Swietach P., Patiar S., Supuran CT., Harris AL., Vaughan-Jones RD.
We have studied the role of carbonic anhydrase 9 (CA9), a cancer-associated extracellular isoform of the enzyme carbonic anhydrase in multicellular spheroid growths (radius of approximately 300 microm) of human colon carcinoma HCT116 cells. Spheroids were transfected with CA9 (or empty vector) and imaged confocally (using fluorescent dyes) for both intracellular pH (pH(i)) and pH in the restricted extracellular spaces (pH(e)). With no CA9 expression, spheroids developed very low pH(i) (approximately 6.3) and reduced pH(e) (approximately 6.9) at their core, associated with a diminishing gradient of acidity extending out to the periphery.
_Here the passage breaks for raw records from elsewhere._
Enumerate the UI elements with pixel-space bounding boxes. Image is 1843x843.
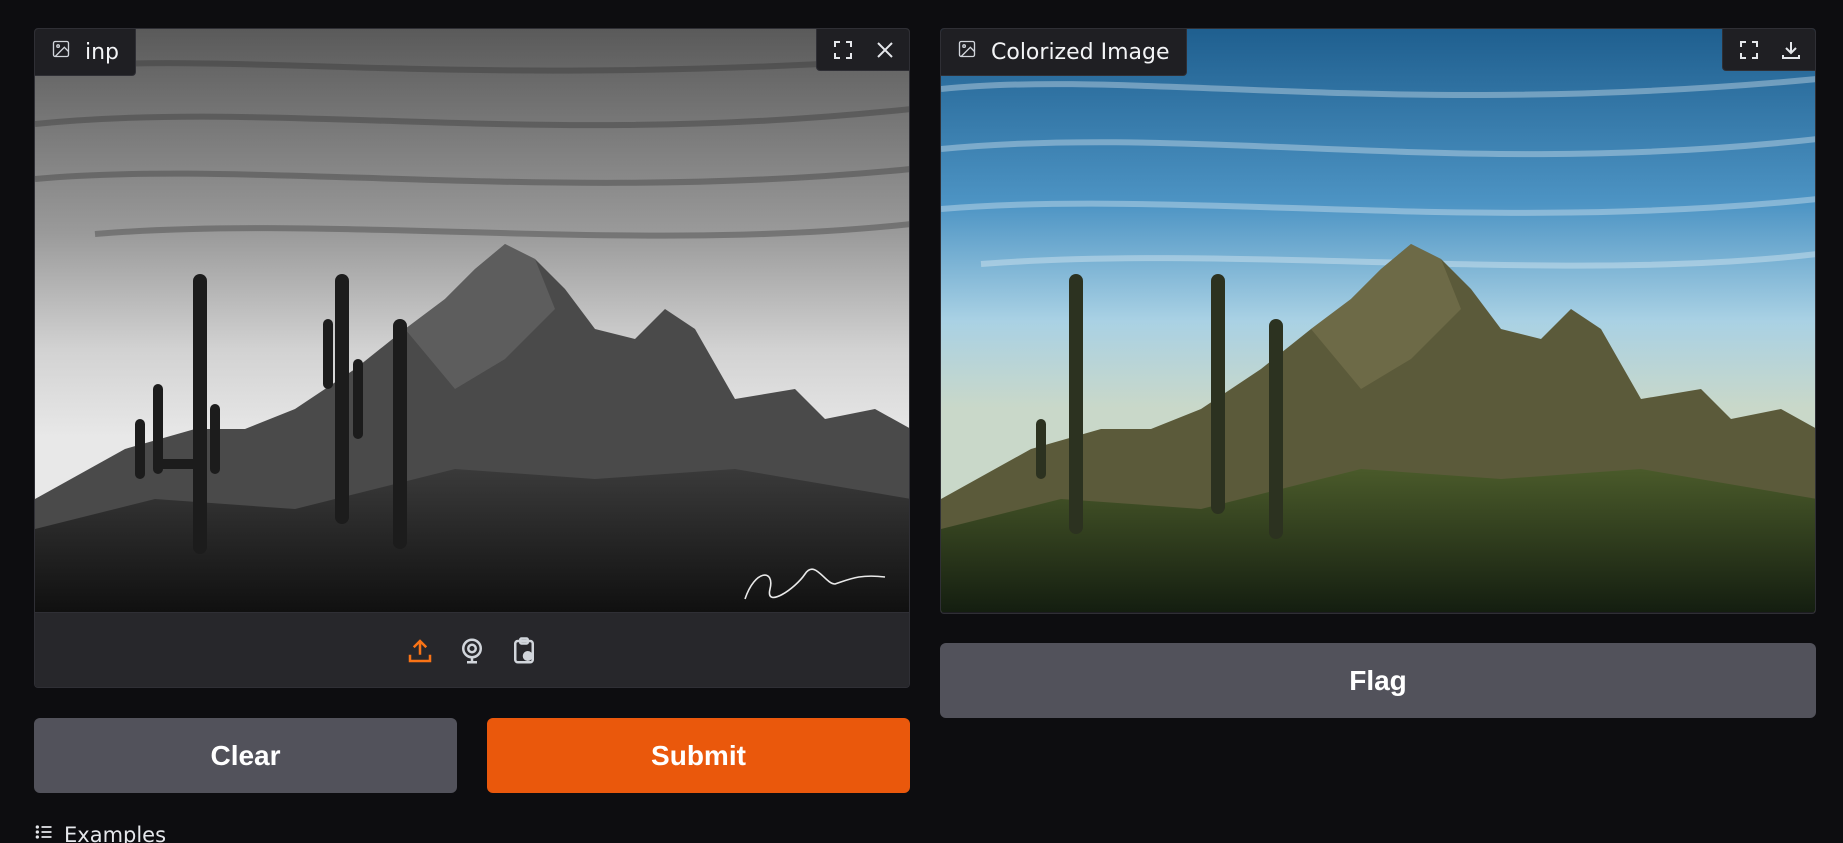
- input-image-bw-landscape: [35, 29, 909, 612]
- output-image-colorized-landscape: [941, 29, 1815, 612]
- webcam-icon[interactable]: [456, 635, 488, 667]
- flag-button[interactable]: Flag: [940, 643, 1816, 718]
- fullscreen-icon[interactable]: [827, 34, 859, 66]
- download-icon[interactable]: [1775, 34, 1807, 66]
- input-corner-tools: [816, 29, 909, 71]
- close-icon[interactable]: [869, 34, 901, 66]
- output-label-tab: Colorized Image: [941, 29, 1187, 76]
- input-label-tab: inp: [35, 29, 137, 76]
- fullscreen-icon[interactable]: [1733, 34, 1765, 66]
- image-icon: [51, 39, 71, 65]
- source-selector-bar: [35, 612, 909, 687]
- clear-button[interactable]: Clear: [34, 718, 457, 793]
- input-image: [35, 29, 909, 612]
- output-corner-tools: [1722, 29, 1815, 71]
- upload-icon[interactable]: [404, 635, 436, 667]
- output-image-panel: Colorized Image: [940, 28, 1816, 614]
- output-image: [941, 29, 1815, 612]
- input-label: inp: [85, 39, 120, 65]
- input-image-panel[interactable]: inp: [34, 28, 910, 688]
- examples-header[interactable]: Examples: [34, 822, 166, 843]
- list-icon: [34, 822, 54, 843]
- clipboard-paste-icon[interactable]: [508, 635, 540, 667]
- examples-label: Examples: [64, 822, 167, 843]
- submit-button[interactable]: Submit: [487, 718, 910, 793]
- image-icon: [957, 39, 977, 65]
- output-label: Colorized Image: [991, 39, 1170, 65]
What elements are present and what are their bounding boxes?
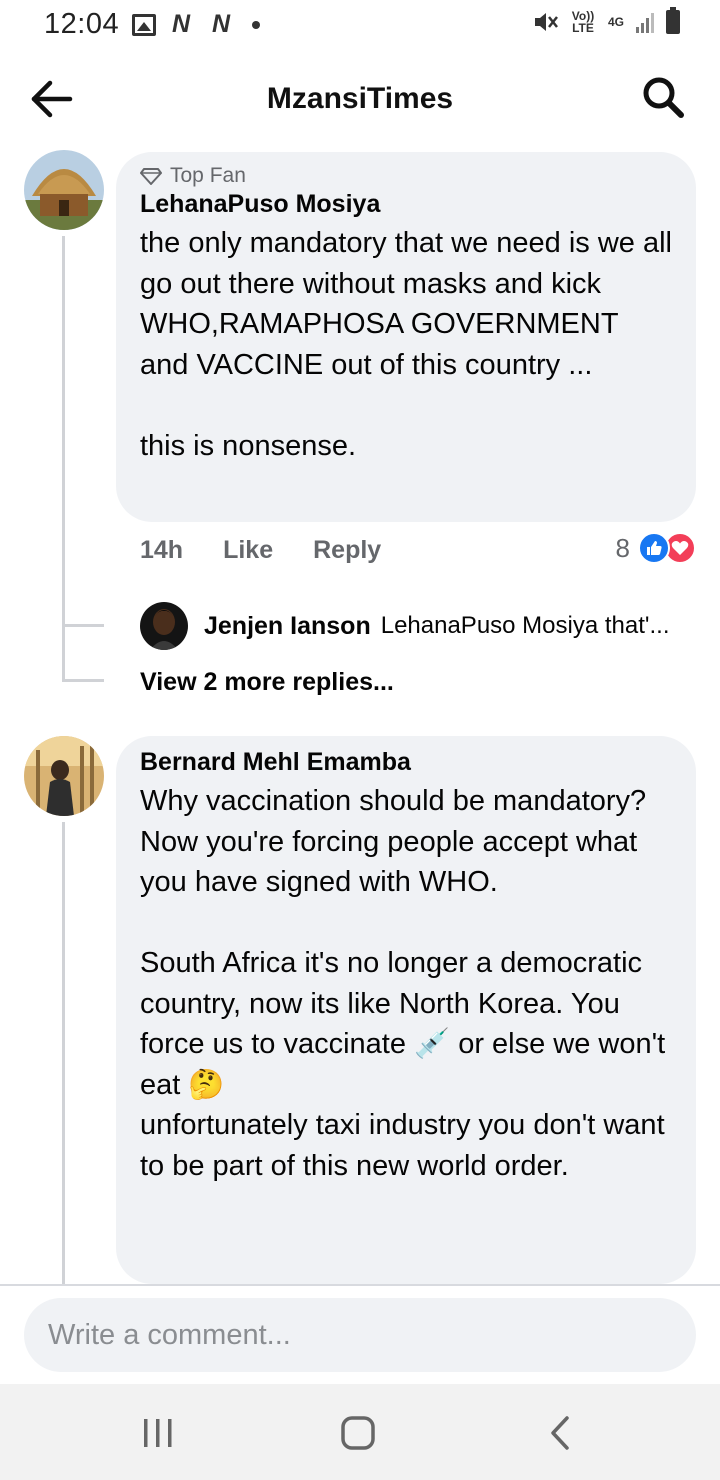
search-icon <box>643 77 684 118</box>
comment-bubble[interactable]: Top Fan LehanaPuso Mosiya the only manda… <box>116 152 696 522</box>
comment-text-part: Why vaccination should be mandatory? Now… <box>140 785 647 1060</box>
comment-text: Why vaccination should be mandatory? Now… <box>140 781 672 1186</box>
reactions-summary[interactable]: 8 <box>616 532 696 564</box>
comment-input[interactable] <box>24 1298 696 1372</box>
avatar[interactable] <box>140 602 188 650</box>
reply-preview-text: LehanaPuso Mosiya that'... <box>380 612 670 639</box>
badge-label: Top Fan <box>170 164 246 187</box>
volte-icon: Vo)) LTE <box>571 9 595 35</box>
thread-line <box>62 624 104 627</box>
avatar[interactable] <box>24 150 104 230</box>
reply-author[interactable]: Jenjen Ianson <box>204 612 371 641</box>
chevron-left-icon <box>551 1416 569 1450</box>
person-photo-avatar <box>140 602 188 650</box>
notification-n-icon: N <box>211 10 231 38</box>
system-navigation-bar <box>0 1384 720 1480</box>
status-bar: 12:04 N N Vo)) LTE 4G <box>0 0 720 50</box>
reaction-count: 8 <box>615 532 630 563</box>
network-type-icon: 4G <box>607 15 624 29</box>
signal-icon <box>636 11 654 33</box>
recent-apps-button[interactable] <box>128 1408 188 1458</box>
mute-icon <box>534 13 558 31</box>
hut-photo-avatar <box>24 150 104 230</box>
syringe-emoji: 💉 <box>414 1028 451 1060</box>
home-icon <box>341 1416 375 1450</box>
avatar[interactable] <box>24 736 104 816</box>
recent-apps-icon <box>144 1419 172 1447</box>
comment-author[interactable]: Bernard Mehl Emamba <box>140 748 672 777</box>
thread-line <box>62 236 65 682</box>
search-button[interactable] <box>640 74 692 126</box>
page-title: MzansiTimes <box>266 82 454 115</box>
like-reaction-icon <box>638 532 670 564</box>
comment-author[interactable]: LehanaPuso Mosiya <box>140 190 672 219</box>
more-notifications-dot-icon <box>252 20 260 29</box>
reply-button[interactable]: Reply <box>313 536 381 565</box>
comment-text-part: unfortunately taxi industry you don't wa… <box>140 1109 665 1182</box>
like-button[interactable]: Like <box>223 536 273 565</box>
status-time: 12:04 <box>44 8 120 40</box>
status-notification-icons: N N <box>132 10 260 39</box>
home-button[interactable] <box>328 1408 388 1458</box>
comment-text: the only mandatory that we need is we al… <box>140 227 672 462</box>
diamond-icon <box>140 168 162 185</box>
person-photo-avatar <box>24 736 104 816</box>
comments-list[interactable]: Top Fan LehanaPuso Mosiya the only manda… <box>0 148 720 1284</box>
notification-n-icon: N <box>171 10 191 38</box>
reply-preview[interactable]: Jenjen Ianson LehanaPuso Mosiya that'... <box>140 602 687 650</box>
thread-line <box>62 822 65 1284</box>
thinking-face-emoji: 🤔 <box>188 1068 225 1101</box>
comment-timestamp[interactable]: 14h <box>140 536 183 565</box>
comment-actions: 14h Like Reply <box>140 536 421 565</box>
app-header: MzansiTimes <box>0 52 720 148</box>
comment-composer <box>0 1284 720 1384</box>
thread-line <box>62 679 104 682</box>
top-fan-badge: Top Fan <box>140 164 672 188</box>
battery-icon <box>666 7 680 34</box>
gallery-icon <box>132 13 156 36</box>
back-nav-button[interactable] <box>530 1408 590 1458</box>
view-more-replies-link[interactable]: View 2 more replies... <box>140 668 394 697</box>
comment-bubble[interactable]: Bernard Mehl Emamba Why vaccination shou… <box>116 736 696 1284</box>
status-system-icons: Vo)) LTE 4G <box>532 7 680 35</box>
With CA9 expression, core intracellular acidity was less prominent (pH(i) = approximately 6.6), whereas extracellular acidity was enhanced (pH(e) = approximately 6.6), so that radial pH(i) gradients were smaller and radial pH(e) gradients were larger. These effects were reversed by eliminating CA9 activity with membrane-impermeant CA inhibitors. The observation that CA9 activity reversibly reduces pH(e) indicates the enzyme is facilitating CO(2) excretion from cells (by converting vented CO(2) to extracellular H(+)), rather than facilitating membrane H(+) transport (such as H(+) associated with metabolically generated lactic acid). This latter process requires titration of exported H(+) ions with extracellular HCO(3)(-), which would reduce rather than increase extracellular acidity. In a multicellular structure, the net effect of CA9 on pH(e) will depend on the cellular CO(2)/lactic acid emission ratio (set by local oxygenation and membrane HCO(3)(-) uptake). Our results suggest that CO(2)-producing tumors may express CA9 to facilitate CO(2) excretion, thus raising pH(i) and reducing pH(e), which promotes tumor proliferation and survival. The results suggest a possible basis for attenuating tumor development through inhibiting CA9 activity.